La Poule au Pot, rétro bistrot iconique repris par JF&E Piège

Nombreux ceux qui, quand ils deviennent grands, tuent le père. Parce qu’ils ont l’impression qu’en devoir à quelqu’un les diminue ou les aliène. Mais d’autres ont compris que la précedence et la transmission, loin d’être un carcan, constituent un socle précieux sur lequel prendre appui pour voler de ses propres ailes. Jean-Francois Piège est de ceux-là. Son exigence et son humilité transparaissent dans le souci, toujours, de rendre hommage, à ses maîtres, à ses modèles, à ses parents. Aussi, je ne suis pas surprise de l’entendre raconter les circonstances dans lesquelles il vient de reprendre l’institution iconique qu’est La Poule au Pot, aux halles de Paris. Il n’y avait pas de plans, nulle stratégie, simplement ce vieux bistrot s’est trouvé à vendre, et voilà. Je crois bien, pour ma part, qu’il y avait dans cet acte un merci, une reconnaissance de dette, de la part d’un chef devenu grand, une manière de saluer et honorer la tradition de la cuisine française et s’inscrire dans cette généalogie. D’ailleurs, figure à la carte des entrées la fameuse salade de haricots verts Paul Bocuse, dont ce dernier disait : « Je n’ai jamais fait de nouvelle cuisine, sauf une salade de haricots verts qui a laissé tout le monde sur le derrière » Cette salade fait partie de la légende Bocuse, et témoigne de ce que la simplicité nécessite de perfection. Des haricots frais, une cuisson croquante, une salade capable de transporter le convive devant son assiette.
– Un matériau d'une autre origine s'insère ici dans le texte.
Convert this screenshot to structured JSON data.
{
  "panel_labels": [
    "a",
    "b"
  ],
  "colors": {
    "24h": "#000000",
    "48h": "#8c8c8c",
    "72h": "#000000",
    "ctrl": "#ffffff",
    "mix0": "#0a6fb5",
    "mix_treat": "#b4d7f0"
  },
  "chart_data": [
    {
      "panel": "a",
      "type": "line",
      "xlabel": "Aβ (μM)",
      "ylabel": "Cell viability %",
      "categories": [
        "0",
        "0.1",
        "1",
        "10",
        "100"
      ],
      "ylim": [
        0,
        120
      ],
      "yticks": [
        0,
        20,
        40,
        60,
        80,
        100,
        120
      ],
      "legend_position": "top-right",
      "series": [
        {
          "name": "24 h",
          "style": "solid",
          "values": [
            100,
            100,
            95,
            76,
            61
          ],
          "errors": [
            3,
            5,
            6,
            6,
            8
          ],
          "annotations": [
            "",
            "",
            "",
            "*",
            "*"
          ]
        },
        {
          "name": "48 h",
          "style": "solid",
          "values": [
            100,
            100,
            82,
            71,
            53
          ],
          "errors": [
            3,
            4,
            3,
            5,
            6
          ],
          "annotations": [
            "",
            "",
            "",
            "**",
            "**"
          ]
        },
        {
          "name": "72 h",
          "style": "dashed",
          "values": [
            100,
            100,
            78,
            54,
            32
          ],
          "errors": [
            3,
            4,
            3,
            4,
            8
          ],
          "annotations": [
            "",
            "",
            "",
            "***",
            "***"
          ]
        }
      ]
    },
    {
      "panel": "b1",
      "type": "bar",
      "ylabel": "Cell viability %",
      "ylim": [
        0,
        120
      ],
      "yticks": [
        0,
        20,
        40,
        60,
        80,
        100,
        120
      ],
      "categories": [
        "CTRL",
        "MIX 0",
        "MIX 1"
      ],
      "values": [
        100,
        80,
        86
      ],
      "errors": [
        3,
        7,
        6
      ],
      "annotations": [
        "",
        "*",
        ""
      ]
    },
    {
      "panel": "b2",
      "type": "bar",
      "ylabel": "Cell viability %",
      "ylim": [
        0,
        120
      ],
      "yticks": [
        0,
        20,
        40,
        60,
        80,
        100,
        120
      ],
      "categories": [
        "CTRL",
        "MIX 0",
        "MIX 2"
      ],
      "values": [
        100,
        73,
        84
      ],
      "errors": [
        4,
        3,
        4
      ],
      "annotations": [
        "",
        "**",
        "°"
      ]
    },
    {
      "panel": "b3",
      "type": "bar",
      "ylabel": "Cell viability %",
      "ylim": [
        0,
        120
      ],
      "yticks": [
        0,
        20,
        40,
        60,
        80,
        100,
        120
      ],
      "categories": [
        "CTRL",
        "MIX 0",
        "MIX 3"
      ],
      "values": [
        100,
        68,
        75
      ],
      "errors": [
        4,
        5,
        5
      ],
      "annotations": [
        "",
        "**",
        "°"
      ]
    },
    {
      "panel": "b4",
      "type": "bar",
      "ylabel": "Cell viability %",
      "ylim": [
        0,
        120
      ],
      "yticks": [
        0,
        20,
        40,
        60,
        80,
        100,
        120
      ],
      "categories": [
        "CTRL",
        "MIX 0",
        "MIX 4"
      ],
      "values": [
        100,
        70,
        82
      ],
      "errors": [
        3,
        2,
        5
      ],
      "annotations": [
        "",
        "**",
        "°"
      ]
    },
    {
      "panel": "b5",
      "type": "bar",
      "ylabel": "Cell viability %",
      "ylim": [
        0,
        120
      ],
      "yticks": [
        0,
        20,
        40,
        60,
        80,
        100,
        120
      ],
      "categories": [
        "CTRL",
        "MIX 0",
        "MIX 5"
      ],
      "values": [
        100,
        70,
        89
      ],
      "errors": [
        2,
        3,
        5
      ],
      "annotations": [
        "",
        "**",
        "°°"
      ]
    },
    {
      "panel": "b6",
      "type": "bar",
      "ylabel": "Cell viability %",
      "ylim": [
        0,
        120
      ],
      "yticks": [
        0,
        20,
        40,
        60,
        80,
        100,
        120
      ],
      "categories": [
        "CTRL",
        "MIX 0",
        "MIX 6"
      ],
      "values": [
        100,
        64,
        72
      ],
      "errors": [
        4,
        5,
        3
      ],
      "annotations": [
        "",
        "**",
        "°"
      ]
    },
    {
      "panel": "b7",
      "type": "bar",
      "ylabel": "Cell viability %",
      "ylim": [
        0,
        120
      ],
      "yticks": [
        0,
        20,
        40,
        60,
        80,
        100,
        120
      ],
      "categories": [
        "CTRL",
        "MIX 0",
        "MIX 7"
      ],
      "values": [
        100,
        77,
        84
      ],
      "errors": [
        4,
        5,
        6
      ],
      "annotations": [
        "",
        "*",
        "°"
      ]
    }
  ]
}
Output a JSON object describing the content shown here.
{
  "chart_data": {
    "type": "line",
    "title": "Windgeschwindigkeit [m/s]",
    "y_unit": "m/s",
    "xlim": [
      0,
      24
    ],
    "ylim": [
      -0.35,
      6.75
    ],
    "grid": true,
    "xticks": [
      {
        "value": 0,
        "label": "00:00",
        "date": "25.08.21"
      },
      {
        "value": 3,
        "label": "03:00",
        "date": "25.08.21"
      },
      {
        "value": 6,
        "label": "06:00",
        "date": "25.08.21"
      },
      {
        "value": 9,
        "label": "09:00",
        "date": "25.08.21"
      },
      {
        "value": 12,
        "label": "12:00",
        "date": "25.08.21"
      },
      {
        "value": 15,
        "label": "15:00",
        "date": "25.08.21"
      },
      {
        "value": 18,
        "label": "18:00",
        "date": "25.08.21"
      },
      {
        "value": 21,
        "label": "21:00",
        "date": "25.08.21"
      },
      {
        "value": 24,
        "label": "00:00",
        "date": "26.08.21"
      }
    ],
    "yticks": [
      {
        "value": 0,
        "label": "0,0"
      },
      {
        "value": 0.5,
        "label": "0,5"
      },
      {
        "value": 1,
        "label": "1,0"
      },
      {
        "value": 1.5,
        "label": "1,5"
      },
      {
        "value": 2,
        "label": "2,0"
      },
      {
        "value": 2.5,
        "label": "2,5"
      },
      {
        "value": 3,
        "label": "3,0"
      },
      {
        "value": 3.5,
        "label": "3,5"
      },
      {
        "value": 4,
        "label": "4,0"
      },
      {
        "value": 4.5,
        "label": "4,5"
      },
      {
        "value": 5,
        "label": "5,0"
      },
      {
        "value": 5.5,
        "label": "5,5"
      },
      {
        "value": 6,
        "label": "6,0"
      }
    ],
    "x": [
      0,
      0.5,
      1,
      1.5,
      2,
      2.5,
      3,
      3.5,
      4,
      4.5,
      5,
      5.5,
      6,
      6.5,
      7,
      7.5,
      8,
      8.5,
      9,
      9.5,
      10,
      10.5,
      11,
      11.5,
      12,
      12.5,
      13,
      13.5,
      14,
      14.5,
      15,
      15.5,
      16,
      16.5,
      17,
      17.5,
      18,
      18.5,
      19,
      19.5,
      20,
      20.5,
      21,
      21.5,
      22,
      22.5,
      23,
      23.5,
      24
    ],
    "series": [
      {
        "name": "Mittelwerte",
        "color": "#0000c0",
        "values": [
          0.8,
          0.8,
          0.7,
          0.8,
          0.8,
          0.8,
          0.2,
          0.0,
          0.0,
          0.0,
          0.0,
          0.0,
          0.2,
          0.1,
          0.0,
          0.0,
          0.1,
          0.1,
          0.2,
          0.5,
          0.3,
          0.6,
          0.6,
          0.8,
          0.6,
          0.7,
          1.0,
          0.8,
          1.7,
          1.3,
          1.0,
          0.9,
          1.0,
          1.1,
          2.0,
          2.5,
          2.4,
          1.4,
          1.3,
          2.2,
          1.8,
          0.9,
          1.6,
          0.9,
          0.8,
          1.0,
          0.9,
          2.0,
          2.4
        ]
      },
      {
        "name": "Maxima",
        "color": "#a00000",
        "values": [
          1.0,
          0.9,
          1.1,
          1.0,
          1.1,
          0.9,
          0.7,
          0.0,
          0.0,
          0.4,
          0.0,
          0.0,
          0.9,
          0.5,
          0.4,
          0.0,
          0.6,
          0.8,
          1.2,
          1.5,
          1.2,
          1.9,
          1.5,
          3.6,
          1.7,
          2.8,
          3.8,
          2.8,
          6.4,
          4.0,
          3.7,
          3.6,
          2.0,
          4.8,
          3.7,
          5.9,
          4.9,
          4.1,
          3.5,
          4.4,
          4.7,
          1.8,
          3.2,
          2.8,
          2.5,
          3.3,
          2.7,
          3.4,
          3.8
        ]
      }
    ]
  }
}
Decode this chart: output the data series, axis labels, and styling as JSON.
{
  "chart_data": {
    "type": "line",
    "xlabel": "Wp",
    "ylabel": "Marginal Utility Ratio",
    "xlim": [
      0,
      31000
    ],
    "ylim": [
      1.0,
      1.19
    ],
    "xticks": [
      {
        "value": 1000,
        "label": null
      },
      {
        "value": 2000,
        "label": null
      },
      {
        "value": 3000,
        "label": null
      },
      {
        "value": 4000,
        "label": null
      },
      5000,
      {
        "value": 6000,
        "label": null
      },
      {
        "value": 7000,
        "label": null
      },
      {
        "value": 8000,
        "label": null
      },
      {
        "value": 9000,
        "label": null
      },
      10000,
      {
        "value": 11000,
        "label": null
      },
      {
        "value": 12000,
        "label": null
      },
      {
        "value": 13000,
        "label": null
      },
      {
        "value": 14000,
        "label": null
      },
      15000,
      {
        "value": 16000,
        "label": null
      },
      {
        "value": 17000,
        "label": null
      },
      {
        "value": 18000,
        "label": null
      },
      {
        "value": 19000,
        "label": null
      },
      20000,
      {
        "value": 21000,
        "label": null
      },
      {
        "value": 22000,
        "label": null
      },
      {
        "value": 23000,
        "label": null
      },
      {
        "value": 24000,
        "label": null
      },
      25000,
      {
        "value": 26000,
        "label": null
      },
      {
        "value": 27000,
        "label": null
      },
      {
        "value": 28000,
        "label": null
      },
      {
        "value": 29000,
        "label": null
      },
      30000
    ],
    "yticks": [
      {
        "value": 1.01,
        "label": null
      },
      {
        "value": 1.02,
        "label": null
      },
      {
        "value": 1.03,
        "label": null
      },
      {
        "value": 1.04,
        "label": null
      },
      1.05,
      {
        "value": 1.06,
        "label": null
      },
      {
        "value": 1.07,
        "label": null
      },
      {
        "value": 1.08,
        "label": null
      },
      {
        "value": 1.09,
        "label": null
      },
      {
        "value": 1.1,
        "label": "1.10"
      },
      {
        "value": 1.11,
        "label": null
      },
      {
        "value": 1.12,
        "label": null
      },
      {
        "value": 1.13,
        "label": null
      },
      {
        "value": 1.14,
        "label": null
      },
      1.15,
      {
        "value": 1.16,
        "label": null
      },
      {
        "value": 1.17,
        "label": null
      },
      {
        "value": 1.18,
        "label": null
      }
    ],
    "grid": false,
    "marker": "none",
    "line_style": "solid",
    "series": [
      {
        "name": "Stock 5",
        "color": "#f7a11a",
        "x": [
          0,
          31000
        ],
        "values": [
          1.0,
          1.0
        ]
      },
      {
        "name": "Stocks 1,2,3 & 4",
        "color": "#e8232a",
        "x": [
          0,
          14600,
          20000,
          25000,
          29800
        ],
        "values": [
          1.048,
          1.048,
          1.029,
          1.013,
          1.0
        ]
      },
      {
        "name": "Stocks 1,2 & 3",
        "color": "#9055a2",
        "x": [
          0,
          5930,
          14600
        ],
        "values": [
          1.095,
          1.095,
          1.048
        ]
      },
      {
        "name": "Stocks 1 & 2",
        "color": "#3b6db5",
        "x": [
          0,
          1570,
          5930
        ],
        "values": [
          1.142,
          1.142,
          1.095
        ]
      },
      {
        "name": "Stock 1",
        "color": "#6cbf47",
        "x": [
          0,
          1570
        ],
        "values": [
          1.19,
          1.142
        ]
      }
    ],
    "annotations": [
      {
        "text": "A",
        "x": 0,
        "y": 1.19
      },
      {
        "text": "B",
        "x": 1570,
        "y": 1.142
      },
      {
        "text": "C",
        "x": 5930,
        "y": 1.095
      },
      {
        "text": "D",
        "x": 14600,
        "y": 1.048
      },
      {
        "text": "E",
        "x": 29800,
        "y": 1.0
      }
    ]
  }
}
Avec son épouse Elodie, le chef a décidé de perpétuer la tradition de la vie parisienne. Les rideaux à la porte, le retro typique du bistrot a été préservé et tout ce qui a pu être changé ou ajouté l’a été en chinant avec patience pour conserver l’esprit des lieux. Seuls les fourneaux, en coulisses, ont été remplacés. La carte conserve les grands classiques, mais avec une nouvelle exigence : le sourcing saisonnier des produits est passé au crible de la sélection Piège qui ne transige jamais avec la qualité et la rigueur des préparations, la précision des cuissons, ont totalement fait de cette poule une poule racée. La salade PB sera à la carte de saison, à côté des escargots, cuisses de grenouilles (en provenance d’un producteur de la Drôme qui se lance dans une activité abandonnée en France), galantines et autres incontournables oeufs mimosa et céleris rémoulade. On trouve ensuite les grands emblèmes de la cuisine bourgeoise : la blanquette, le ris de veau aux girolles, le hachis Parmentier, l’inénarrable merlan Colbert, l’entrecôte marchand de vin ou le filet de bœuf au poivre. Le tout servi au plat. Le turbot poché, tombée d’épinards, était une belle pièce charnue et nacrée à la cuisson courte d’une précision remarquable. En saucière une hollandaise onctueuse et mousseuse, délicatement citronnée. Cet hiver, il y aura de la Poule au pot au menu, attendons la saison des plats qui réchauffent. Les desserts sont des souvenirs d’enfance, tartes, fruits, glaces, crèmes, clafoutis.

À mon avis le coq tatoué sur l’épaule de Bocuse a trouvé là une bien belle poule pour faire pot commun !

La Poule au Pot, Rue Vauvilliers Paris 1, Site Web ouvert 7/7 midi et soir (attention à ne pas confondre avec un autre restaurant du même nom existe dans le 7eme).